Along these lines, recent discussions on the listserv and elsewhere have raised the issue of whether there are some things that we can’t or shouldn’t talk about, because doing so feels like it gives “airtime” or “legitimacy” to particular positions and beliefs. As a strategic and moral matter, then, it may make sense not to entertain such conversations. But many of us specifically teach that listening is not agreeing, that exclusion just exacerbates conflict, and that no person is reducible to his or her worst belief or action. How do we reconcile these tenets with our understandable interests in maintaining our own moral center, not promulgating false equivalencies, and promoting inclusive, respectful civil discourse?

This is not to say that this is an easy or obvious choice. Instead, I’m trying to acknowledge how painfully difficult this situation is, inside and outside our field.

ADR is especially vulnerable to this tension in part because ADR practices generally do not seek out or endorse any one version of the truth. With the exception of arbitration, ADR does not have a formal fact-finding process or a decisionmaker empowered to impose the official story of what happened and what it means. Participants in alternative processes, such as mediations or negotiations or facilitated conversations, share their views but do not present evidence that conforms to particular rules or is independently assessed by the fact-finder. Instead, we assume as a default that everyone’s arguments have at least some credence simply because they are the person’s beliefs, reflective in some way of that person’s experiences and constitutive discourses. We scale down the dispute to the particulars of the situation and resist the tendency to extrapolate outward from the details to more general conclusions about people and conflict. This can be frustrating in some cases, because the differences are so profound and seem so significant that we want more opportunities to cross-examine and to appeal to the judgment of the community. Additionally, we sometimes want to have the ability to use the dispute to make larger claims about what is important and right. But conventional ADR does not offer these opportunities.

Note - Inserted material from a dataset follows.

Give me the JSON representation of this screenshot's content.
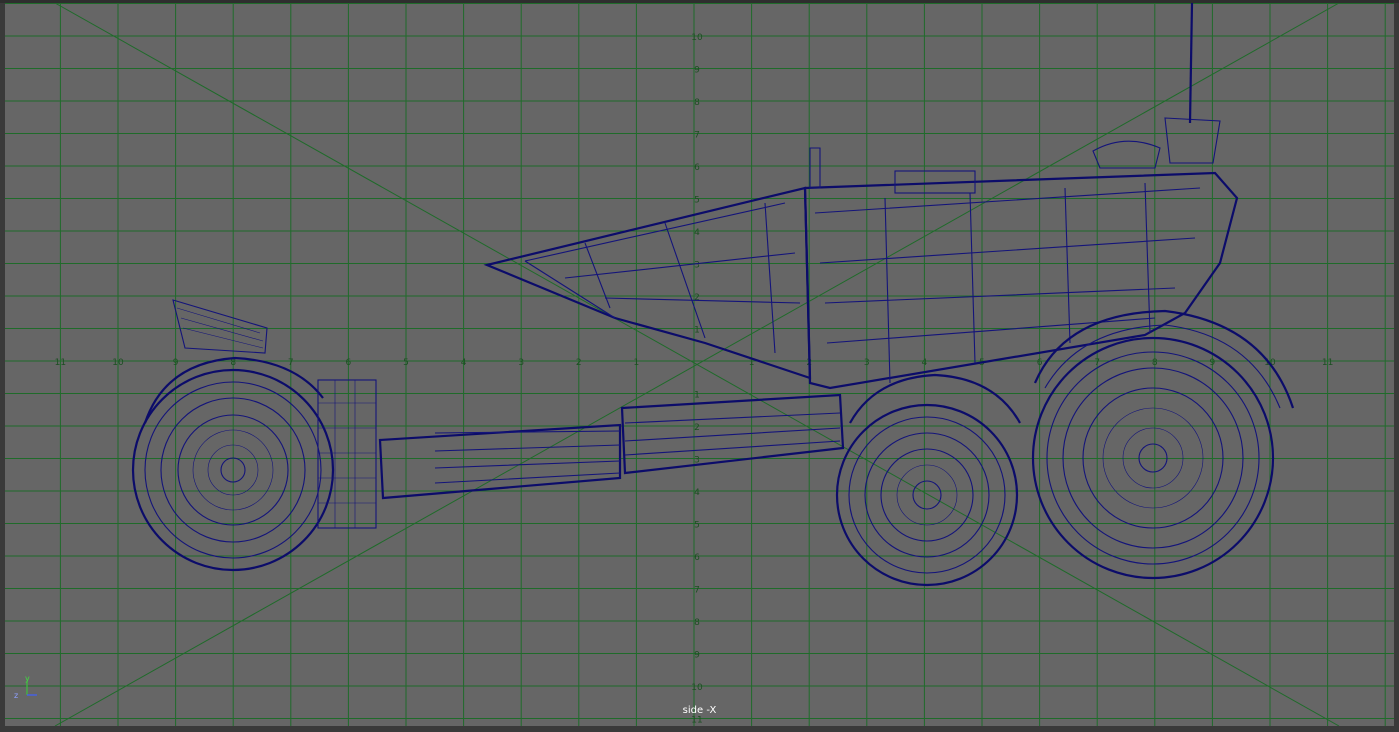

This is not to say that in ADR it doesn’t matter what people say, what really happened, or which arguments are better, more well-supported, correct, morally defensible, and so on. It is simply a recognition that each side’s view is informed by particular factors (assumptions, experience, data, memory, personality, agendas, emotion, and so on) that have created a “truth” for that person. The question becomes whether and how we use ADR methods and mindset when addressing these kinds of significant divides around truth.

4 thoughts on “Can We Talk? Should We?”

  1. Yes, indeed. Many of us have to find ways with loved ones and with students to navigate these tensions.